Swiss drugmaker Roche is hoping to win a slice of the $11 billion-a-year hemophilia drug market with emicizumab, also known as ACE910 and designed to compete with more traditional treatments from Novo Nordisk (NOVOb.CO) and Shire.
“Shire’s goal with this action is to ensure the hemophilia community receives sufficient, accurate information from Roche about the reported serious adverse events (SAEs) in the Phase 3 emicizumab trial, enabling physicians and their patients to make properly informed decisions about patient care.”
Roche said in an emailed statement it would not comment on Shire’s statement but said it stood behind emicizumab data and its clinical trial protocol.
“Our decisions and actions are always based on doing what is right for patients,” Roche said.
Last month, Roche said emicizumab cut the bleed rate by 87 percent in patients with resistance to standard therapy compared with those who received another treatment.
At the time, analysts cited adverse events in Roche’s studies including thrombotic microangiopathy -- damage to blood vessels in vital organs -- that accompanied repeated high doses of bypassing agents given to counter bleeds that occurred despite emicizumab treatment.

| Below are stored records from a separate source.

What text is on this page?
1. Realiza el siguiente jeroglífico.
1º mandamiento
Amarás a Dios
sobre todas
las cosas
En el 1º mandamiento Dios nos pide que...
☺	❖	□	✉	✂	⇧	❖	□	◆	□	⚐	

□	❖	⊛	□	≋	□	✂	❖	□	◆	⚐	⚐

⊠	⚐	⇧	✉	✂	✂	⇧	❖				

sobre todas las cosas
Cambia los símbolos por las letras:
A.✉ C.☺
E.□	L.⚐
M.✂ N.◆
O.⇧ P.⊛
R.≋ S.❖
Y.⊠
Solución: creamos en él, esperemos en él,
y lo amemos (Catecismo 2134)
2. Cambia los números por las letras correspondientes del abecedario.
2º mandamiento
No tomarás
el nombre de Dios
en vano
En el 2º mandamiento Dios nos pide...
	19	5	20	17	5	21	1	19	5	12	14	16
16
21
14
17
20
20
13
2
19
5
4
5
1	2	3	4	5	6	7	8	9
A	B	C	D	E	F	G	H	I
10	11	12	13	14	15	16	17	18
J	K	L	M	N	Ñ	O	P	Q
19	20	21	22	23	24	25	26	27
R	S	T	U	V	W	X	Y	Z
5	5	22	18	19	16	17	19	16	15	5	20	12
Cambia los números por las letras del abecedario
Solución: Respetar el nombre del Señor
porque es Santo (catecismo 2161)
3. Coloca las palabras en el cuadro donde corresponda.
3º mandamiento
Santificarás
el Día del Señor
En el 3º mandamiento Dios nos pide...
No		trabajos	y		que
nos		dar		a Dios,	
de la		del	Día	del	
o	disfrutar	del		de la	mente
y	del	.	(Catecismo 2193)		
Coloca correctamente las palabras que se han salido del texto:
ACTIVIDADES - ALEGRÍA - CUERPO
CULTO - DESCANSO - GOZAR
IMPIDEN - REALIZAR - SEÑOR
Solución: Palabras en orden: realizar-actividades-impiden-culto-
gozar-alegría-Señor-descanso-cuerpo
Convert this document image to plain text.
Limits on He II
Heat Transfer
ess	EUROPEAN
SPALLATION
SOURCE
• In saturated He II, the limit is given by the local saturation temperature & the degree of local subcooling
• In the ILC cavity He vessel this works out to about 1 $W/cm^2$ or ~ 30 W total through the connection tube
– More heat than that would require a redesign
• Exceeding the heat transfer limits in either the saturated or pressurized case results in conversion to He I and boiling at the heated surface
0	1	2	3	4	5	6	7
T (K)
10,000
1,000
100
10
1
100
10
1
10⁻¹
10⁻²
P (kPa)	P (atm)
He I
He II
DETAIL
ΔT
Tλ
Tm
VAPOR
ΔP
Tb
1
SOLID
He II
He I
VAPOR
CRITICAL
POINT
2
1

Shire said in a statement the injunction sought to “prevent further dissemination of the inaccurate and misleading characterization of the serious adverse events that occurred in the HAVEN 1 Phase 3 trial of emicizumab.”
“The injunction also seeks to correct promotion of the primary data results relative to ‘treated bleeds’ (a secondary endpoint) as compared to the primary endpoint of ‘number of bleeds over time’ established at the outset of the trial,” Shire said.
The preliminary injunction is an interim measure and Roche can appeal it, Shire also said.